By Karen Kelly

The working conditions in long-term care homes were brought into stark relief during the Covid-19 pandemic. Workers were burnt out, stressed, and understaffed. As a Winnipeg native and a political economy student, Danielle Saj was interested in the role of unions in these homes.

Danielle Saj

Danielle Saj

“I wanted to know how unions in Manitoba are organizing around public ownership of long-term care in the midst of the pandemic,” says Saj, who is the Institute of Political Economy’s first graduate with a work and labour concentration. “I found that it fits into a bigger picture of the way that unions are working to defend public services, not only the working conditions of their members.”

Saj recently won the University Medal for Outstanding Graduate Work at the Masters level.

Saj says the public ownership of long-term care homes reflects her province’s “strong history of leftist politics and unionization,” which has influenced the public sector in Manitoba.

In her thesis, entitled “Labour Activists Always Find a Way: Social Reproductive Unions and their Social Unionism During the Covid-19 Pandemic,” Saj describes her findings based on data collected through a literature review and media scan, interviews with union officials, a social media analysis of labour and care advocate Twitter accounts, and a digital ethnography of organizing events.

“My research shows that long-term care unions in Manitoba have maintained a high level of organizing activity within crisis conditions,” says Saj. “Rather than maintaining the status quo, these unions continued to adapt a social unionist orientation to organizing in order to continue their fight for social change. However, despite this high level of organizing activity, there is more work to be done to advance the union vision of an equitable public long-term care system in Manitoba.”

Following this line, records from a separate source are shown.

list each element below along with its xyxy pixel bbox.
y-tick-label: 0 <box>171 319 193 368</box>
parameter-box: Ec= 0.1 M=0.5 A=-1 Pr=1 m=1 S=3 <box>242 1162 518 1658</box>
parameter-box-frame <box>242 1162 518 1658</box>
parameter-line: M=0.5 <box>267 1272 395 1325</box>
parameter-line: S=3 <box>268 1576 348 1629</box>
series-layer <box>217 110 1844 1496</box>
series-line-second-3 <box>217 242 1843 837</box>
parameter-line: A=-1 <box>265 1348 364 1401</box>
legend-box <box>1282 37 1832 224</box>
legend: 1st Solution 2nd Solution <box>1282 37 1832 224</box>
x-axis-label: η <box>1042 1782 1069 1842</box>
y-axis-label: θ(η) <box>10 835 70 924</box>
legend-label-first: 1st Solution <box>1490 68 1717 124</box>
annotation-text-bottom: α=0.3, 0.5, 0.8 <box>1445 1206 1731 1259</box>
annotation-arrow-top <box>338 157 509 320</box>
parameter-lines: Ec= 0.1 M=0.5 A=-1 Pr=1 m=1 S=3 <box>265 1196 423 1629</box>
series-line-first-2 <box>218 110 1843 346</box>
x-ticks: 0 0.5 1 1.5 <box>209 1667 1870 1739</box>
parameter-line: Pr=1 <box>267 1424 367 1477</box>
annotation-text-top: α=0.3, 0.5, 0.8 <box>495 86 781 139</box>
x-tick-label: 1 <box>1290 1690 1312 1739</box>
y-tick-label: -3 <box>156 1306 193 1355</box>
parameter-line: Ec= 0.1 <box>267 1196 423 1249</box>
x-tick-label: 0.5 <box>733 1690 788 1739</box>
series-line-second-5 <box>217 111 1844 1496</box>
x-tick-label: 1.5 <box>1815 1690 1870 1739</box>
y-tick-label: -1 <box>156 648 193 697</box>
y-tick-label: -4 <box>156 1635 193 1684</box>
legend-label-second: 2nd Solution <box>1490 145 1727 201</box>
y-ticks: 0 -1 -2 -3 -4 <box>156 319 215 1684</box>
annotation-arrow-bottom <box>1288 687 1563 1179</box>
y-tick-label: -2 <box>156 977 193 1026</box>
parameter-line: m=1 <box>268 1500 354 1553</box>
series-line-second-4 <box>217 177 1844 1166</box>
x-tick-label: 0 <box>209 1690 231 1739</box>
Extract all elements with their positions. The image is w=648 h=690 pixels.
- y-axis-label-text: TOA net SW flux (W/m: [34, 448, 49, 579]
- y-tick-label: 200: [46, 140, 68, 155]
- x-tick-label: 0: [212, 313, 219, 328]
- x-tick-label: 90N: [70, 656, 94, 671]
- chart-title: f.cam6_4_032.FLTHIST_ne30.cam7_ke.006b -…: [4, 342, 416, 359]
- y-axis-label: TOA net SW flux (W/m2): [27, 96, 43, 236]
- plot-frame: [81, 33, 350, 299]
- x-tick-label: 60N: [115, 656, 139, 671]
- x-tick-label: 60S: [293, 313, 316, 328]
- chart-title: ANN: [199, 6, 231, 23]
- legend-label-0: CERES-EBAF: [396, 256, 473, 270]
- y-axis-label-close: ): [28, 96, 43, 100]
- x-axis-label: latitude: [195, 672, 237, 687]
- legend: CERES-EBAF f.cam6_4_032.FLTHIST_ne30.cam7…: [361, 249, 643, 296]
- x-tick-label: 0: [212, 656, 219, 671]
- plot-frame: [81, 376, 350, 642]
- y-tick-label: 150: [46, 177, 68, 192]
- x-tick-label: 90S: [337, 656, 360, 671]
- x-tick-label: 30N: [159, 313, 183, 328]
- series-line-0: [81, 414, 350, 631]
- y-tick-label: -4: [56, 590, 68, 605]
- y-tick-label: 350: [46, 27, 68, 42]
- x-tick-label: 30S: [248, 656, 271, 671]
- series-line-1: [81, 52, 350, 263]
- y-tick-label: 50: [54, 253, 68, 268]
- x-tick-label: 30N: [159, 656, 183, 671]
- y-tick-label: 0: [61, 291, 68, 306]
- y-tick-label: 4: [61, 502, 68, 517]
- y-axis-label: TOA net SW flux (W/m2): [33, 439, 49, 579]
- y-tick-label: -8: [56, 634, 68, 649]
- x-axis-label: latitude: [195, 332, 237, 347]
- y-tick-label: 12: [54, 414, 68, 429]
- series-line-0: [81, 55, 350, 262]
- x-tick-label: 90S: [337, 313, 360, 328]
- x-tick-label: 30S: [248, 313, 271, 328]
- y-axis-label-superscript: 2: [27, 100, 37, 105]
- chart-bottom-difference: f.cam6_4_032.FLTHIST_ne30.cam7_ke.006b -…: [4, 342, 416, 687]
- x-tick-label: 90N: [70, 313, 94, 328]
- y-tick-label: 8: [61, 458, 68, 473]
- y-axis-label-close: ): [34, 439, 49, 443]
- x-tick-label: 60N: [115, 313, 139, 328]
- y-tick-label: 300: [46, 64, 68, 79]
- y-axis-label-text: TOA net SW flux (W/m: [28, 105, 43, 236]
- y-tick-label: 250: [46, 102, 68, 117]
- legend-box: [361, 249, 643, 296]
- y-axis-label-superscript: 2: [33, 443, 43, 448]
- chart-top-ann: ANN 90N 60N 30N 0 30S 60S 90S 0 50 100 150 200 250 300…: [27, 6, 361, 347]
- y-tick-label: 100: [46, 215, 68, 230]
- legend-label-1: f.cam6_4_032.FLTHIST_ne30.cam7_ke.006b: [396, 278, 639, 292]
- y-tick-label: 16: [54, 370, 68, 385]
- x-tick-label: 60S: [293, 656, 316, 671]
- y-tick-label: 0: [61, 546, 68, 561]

After successfully defending her thesis, Saj will be working for the Canadian Union of Public Employees Manitoba and the International Trade Union Confederation. She says she is grateful for the support she continues to receive from the Institute of Political Economy.

“Professors have reached out to me with opportunities for different conferences and talks and job opportunities. It’s so tight knit, people don’t forget about you and they really want to find opportunities for you even after you’re out of the institution.”